D’une manière générale, la feuille de route devrait donner satisfaction aux éleveurs. Elle prévoit la mise en service (dès ce 7 juin) d’un service de localisation des plantigrades par SMS, a précisé le préfet d'Occitanie, coordonnateur pour le pastoralisme et l'ours. Il était temps: la transhumance des brebis a déjà commencé !

Dans l'attente du renforcement de la couverture en téléphonie mobile, des radiotéléphones portatifs seront distribués aux bergers établis dans les zones blanches à risque. Moins consensuel, un «dispositif d'effarouchement graduel» sera mis en place «pour les estives qui font l'objet d'une prédation» d'ours malgré des mesures de protection des troupeaux, ont indiqué les ministères de la transition écologique et de l’agriculture.

Pas de montant

En cours de consultation, ces mesures prévoient un effarouchement simple (moyens sonores, lumineux, olfactifs) puis si besoin un effarouchement renforcé (tirs non létaux réalisés par des personnels de l’ONCFS), «pourront être opérationnelles dès la campagne d'estive 2019».
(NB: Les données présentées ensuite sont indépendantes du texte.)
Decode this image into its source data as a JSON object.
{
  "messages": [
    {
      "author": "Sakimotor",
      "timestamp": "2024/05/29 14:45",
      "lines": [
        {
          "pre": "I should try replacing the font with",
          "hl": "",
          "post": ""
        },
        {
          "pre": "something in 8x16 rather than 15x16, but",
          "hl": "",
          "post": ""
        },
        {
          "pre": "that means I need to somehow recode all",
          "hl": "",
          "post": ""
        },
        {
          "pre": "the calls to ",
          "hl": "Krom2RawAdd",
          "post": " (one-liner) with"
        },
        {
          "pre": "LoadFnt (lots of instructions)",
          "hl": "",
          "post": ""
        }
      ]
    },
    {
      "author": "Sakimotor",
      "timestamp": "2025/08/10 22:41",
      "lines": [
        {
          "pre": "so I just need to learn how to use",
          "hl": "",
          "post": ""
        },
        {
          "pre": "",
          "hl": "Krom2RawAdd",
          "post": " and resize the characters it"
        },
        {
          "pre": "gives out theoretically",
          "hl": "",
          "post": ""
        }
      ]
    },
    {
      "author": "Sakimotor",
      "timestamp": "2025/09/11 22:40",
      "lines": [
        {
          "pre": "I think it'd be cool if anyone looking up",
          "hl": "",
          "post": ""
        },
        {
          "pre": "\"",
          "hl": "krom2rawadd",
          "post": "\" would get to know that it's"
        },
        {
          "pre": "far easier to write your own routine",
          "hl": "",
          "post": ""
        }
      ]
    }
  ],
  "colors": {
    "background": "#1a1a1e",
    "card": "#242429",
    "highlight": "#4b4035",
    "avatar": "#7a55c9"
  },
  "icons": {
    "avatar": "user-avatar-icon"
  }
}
La feuille de route, qui ne donne pas de montants, prévoit également «un accompagnement financier renforcé des éleveurs pour le déploiement des mesures de protection des troupeaux (parcs, chiens et bergers)» et une «revalorisation de l'indemnisation» de leurs pertes liées aux attaques d'ours.

Pas de charnier

Pour les bergers, le compte n’y est pourtant toujours pas. Interrogé par la Dépêche du midi, Philippe Lacube regrette un trop strict encadrement des mesures d’effarouchement. Le président de la chambre d'agriculture de l'Ariège avait aussi proposé de tester le nourrissage des ours par charnier, comme cela se pratique en Italie ou en Slovénie. Mesure refusée par l’Etat.

Les pro-ours ne sont pas plus heureux. Protestant contre des mesures d’effarouchement, jugées dangereuses, la quinzaine d'associations de la Coordination Associative Pyrénées pour l'Ours (Cap Ours) avaient boycotté la réunion de jeudi.